Figure 2 The AMR-based isolated current sensors can deliver highly accurate, wide-bandwidth sensing. Source: Aceinna

These fully integrated, AMR-based isolated bi-directional current sensors provide much higher DC accuracy and dynamic range compared to legacy and existing solutions. For example, the ±20-A version has a typical accuracy of ±0.6% and will achieve an accuracy of ±2.0% (max) at 85°C. The family of products include ±5-A, ±20-A, and ±50-A parts, which come in an SOIC-16 package with a low impedance (0.9 milliohm for ±50 A) current path, certified by UL/IEC/EN for isolated applications.

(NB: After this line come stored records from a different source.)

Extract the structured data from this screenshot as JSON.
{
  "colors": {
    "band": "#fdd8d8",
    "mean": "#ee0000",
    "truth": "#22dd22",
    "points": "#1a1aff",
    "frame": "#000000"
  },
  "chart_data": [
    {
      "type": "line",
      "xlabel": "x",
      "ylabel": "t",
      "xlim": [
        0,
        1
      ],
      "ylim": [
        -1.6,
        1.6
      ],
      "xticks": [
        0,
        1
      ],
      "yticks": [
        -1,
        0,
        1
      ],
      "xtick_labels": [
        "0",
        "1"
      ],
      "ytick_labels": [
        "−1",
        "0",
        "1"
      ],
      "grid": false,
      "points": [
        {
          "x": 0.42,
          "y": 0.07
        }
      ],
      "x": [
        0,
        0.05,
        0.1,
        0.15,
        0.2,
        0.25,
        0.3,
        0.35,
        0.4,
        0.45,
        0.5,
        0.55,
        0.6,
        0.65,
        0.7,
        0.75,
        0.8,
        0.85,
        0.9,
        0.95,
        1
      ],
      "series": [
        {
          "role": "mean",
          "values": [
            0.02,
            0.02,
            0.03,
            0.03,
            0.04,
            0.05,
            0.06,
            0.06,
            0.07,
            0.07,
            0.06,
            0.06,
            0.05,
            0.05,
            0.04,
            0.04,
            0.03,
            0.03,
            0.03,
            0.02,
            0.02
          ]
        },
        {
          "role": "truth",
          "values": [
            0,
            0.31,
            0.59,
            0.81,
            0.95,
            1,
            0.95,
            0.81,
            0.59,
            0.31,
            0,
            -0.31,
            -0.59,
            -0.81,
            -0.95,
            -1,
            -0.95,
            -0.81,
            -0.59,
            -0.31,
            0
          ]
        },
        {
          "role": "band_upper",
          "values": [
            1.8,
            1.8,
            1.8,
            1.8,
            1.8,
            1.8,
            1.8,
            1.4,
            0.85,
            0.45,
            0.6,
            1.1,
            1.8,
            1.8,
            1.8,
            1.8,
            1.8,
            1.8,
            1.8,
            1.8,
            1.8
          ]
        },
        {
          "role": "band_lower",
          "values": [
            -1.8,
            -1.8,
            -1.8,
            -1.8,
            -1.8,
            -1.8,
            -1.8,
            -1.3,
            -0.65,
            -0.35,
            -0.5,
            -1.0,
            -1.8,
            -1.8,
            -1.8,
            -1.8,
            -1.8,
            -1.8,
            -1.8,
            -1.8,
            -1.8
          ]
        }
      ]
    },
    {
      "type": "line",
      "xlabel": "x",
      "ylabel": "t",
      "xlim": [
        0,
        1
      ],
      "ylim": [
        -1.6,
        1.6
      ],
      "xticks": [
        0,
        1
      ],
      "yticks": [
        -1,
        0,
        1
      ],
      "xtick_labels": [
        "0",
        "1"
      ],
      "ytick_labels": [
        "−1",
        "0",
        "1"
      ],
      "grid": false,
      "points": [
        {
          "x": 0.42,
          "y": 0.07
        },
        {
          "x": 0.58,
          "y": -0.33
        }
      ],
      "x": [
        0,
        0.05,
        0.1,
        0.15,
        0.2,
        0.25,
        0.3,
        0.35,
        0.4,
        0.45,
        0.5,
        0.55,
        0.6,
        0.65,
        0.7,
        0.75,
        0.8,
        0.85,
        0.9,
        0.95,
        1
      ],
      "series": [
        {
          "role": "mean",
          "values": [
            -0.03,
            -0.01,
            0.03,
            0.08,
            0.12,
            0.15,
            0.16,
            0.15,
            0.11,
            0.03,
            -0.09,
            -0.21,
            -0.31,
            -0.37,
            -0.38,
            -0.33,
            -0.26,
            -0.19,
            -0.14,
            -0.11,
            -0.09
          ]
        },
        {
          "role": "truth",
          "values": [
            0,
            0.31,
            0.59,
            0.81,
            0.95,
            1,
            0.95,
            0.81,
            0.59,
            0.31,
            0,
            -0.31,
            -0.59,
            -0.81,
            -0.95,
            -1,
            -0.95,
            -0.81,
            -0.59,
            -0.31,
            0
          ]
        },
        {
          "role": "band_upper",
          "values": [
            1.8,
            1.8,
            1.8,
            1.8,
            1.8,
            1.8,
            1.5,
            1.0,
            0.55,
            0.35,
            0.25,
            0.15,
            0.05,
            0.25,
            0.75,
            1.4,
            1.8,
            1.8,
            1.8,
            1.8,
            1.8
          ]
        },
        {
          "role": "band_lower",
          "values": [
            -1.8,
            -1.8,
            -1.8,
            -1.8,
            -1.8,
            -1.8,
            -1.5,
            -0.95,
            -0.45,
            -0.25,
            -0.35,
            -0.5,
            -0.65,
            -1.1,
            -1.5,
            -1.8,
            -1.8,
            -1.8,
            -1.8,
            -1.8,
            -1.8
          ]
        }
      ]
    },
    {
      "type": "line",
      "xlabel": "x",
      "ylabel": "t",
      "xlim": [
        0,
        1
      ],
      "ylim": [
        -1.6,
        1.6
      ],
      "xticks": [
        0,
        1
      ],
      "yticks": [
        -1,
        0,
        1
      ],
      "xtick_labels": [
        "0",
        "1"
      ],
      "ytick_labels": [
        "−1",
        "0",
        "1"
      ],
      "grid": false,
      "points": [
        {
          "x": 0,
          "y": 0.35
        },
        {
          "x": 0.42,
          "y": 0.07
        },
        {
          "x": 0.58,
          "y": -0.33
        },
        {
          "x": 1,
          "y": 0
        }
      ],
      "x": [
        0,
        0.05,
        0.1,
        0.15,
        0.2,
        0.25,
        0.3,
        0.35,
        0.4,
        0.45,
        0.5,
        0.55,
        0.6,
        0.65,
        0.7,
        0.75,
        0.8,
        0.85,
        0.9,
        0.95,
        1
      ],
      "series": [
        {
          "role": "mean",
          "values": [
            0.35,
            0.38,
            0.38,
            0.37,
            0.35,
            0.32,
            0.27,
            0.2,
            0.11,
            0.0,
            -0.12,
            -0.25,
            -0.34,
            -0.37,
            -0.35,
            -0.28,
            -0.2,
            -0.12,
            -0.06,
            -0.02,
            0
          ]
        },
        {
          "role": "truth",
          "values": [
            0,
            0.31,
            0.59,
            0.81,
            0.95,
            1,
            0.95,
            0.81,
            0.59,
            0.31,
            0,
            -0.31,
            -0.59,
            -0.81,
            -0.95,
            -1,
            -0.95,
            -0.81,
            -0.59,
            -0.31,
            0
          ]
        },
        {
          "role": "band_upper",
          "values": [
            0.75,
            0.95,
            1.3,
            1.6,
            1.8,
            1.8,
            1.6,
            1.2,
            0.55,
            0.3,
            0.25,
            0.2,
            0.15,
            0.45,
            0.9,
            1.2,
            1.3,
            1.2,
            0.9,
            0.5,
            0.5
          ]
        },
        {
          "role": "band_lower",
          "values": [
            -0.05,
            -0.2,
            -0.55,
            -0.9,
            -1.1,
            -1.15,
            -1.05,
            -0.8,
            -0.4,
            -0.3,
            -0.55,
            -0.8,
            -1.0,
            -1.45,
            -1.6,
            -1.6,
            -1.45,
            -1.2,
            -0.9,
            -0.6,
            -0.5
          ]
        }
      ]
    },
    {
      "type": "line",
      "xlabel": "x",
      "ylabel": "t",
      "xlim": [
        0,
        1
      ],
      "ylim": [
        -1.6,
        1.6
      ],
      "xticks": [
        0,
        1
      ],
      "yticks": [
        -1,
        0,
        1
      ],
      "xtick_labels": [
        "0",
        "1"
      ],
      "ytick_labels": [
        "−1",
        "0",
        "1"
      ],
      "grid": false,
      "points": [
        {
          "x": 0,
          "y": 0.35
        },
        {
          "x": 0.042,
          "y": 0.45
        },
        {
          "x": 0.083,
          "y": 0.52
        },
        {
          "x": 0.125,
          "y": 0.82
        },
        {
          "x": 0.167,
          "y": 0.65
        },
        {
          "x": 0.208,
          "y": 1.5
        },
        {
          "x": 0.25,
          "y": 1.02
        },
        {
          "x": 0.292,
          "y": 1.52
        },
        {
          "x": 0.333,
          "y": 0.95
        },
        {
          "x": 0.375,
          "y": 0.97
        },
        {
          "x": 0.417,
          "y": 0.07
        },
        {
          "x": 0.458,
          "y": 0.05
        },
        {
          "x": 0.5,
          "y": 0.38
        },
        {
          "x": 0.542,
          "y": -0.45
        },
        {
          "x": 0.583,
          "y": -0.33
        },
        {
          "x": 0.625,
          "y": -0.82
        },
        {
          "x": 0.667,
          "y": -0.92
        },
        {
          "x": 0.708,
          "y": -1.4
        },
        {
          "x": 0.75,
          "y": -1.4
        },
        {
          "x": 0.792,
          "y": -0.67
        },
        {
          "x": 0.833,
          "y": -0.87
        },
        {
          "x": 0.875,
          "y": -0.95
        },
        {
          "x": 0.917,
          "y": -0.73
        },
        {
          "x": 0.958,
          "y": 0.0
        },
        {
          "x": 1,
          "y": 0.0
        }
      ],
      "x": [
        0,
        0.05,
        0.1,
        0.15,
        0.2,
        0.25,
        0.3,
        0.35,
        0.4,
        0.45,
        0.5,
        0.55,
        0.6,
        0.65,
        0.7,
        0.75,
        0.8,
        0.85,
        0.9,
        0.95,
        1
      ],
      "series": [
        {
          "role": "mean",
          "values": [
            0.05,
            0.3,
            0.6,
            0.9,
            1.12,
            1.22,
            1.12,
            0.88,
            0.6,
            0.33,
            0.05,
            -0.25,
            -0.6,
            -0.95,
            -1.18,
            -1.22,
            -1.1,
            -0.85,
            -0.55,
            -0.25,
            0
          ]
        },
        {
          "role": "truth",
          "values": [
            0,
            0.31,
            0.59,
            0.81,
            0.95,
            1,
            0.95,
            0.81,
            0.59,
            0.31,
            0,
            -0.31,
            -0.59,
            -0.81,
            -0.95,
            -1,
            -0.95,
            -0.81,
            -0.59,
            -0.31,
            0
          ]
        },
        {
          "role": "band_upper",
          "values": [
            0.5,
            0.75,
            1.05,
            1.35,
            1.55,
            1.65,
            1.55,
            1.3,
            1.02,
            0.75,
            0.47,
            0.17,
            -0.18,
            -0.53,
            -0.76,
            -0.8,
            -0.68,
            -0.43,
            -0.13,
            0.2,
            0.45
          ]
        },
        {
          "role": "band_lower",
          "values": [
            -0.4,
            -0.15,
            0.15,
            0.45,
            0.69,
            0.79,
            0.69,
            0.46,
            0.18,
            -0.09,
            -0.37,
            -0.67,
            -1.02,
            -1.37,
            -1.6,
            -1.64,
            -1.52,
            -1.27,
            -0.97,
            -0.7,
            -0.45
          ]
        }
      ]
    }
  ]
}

Such advanced current sensors can guarantee an offset of ±60 mA, or ±0.3% of FSR (max) over temperature, so high accuracy can be achieved over a roughly 10:1 range of currents, providing significant improvement in dynamic range vs. leading Hall-sensor-based devices. Features include 1.5-MHz signal bandwidth with low phase delay vs. frequency, fast output step response of 300 ns, and 4.8-kV isolation, making them ideal for current sensing in fast current-control loops and protection for high-performance power supplies, inverters, and motor-control applications.

The task of developing and deploying an optimal power and motion-controlled automation solution can be daunting, and unless done well, system setup will lead to sub-optimal performance. Specifying and choosing the proper components, devices, and methodologies to address power, performance, and thermal management will go far toward making sure your final power solution will be cost-effective, productive, and deliver the required performance in an optimum manner.

Teoman Ustun is VP of Automotive Business Unit at Aceinna Inc. Before Aceinna, Ustun was the co-founder and CEO of Mulberry Sensors, a startup developing laser-based, chip-scale, high performance molecular sensors. He has also worked for 11 years at Analog Devices Inc. (ADI), where he directed advanced sensors organization, formulated and executed strategy, and prioritized organic and inorganic sensor investments.